Congratulations to Jeong Woon
[Title]
Mix-Spectrum for Generalization in Visual Reinforcement Learning
[Journal]
IEEE Access, Vol. 13, pp. 7939-7950, 2025.
[Authors]
Jeongwoon Lee, and Hyoseok Hwang*
[Summary]
To enhance the generalization ability of visual Reinforcement Learning (RL) agents, this study proposes MixSpectrum, a novel frequency-based image augmentation method that increases data diversity while preserving semantic information. MixSpectrum combines existing methods to improve performance, is applicable to all types of visual RL algorithms, and demonstrates superior zero-shot generalization performance in experiments.
[Key Figures]
Synthetic images from DMControl-GB augmented with Mixup (top) and Mix-Spectrum (bottom) under the same mixed ratio. We can observe that Mix-Spectrum preserves the semantic information of the image compared to Mixup.

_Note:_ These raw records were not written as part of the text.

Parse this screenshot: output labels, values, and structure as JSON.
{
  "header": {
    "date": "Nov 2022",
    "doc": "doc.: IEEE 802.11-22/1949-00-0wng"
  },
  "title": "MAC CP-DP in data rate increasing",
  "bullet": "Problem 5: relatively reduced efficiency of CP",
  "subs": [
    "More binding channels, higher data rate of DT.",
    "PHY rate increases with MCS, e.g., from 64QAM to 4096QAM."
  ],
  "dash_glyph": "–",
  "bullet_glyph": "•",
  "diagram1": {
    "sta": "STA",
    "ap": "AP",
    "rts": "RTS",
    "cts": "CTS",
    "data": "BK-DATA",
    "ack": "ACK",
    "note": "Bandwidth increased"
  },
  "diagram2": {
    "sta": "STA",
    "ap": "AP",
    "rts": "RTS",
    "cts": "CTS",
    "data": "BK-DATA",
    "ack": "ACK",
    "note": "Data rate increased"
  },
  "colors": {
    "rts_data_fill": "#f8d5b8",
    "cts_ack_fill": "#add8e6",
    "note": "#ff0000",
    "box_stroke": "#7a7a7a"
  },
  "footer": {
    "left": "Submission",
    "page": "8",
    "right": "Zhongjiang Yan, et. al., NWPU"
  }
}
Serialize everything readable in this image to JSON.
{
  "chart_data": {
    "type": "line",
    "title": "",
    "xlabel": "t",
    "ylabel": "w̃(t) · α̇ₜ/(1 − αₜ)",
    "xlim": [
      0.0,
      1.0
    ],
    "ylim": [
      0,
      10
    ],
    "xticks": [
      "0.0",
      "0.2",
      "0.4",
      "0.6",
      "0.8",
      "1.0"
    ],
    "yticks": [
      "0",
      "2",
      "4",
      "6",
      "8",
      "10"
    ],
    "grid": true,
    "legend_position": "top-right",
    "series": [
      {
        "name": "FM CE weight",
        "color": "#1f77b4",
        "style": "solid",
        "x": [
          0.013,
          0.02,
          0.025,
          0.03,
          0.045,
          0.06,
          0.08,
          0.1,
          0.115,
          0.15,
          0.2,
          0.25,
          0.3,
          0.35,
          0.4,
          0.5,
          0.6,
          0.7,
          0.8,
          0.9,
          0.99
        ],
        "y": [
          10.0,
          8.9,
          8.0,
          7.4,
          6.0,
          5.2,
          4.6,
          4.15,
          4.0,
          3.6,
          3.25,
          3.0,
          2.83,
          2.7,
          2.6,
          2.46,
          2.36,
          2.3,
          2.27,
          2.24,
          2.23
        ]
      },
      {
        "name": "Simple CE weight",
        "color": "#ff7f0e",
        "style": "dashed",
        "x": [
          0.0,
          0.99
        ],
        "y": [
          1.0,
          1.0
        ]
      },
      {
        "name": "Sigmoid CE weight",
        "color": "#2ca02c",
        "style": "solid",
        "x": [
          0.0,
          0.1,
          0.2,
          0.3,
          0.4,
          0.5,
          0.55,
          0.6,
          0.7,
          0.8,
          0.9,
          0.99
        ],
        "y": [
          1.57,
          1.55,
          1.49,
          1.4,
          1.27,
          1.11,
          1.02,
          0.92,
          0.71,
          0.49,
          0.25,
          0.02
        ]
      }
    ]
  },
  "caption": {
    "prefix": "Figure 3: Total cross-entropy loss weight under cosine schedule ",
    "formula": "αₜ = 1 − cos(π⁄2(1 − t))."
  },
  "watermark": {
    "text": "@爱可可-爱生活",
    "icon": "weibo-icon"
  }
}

The framework of Mix-Spectrum. Our method applies Random Convolution to the reference image to increase amplitude diversity. Given images, our method applies the Fast Fourier Transform (FFT) to get the amplitudes and phases. Following this, the proposed method gets the mixed amplitude by mixing the amplitudes. Finally, the proposed method obtains an augmented image by using the Inverse Fast Fourier Transform (IFFT) with the original phase and mixed amplitude.
[Key Results]
Comparison with other methods on Color easy, Color hard, Video easy, and Video hard benchmarks in DMControl-GB. We provide the mean and standard deviation trained with five different random seeds. (·) represents the standard deviation. The best results are in bold.
Training performance of SAC (top), DrQ (middle), and SVEA (bottom) under 5 tasks of DMControl-GB. The x-axis represents the number of frames in units of million and the y-axis represents the episode return.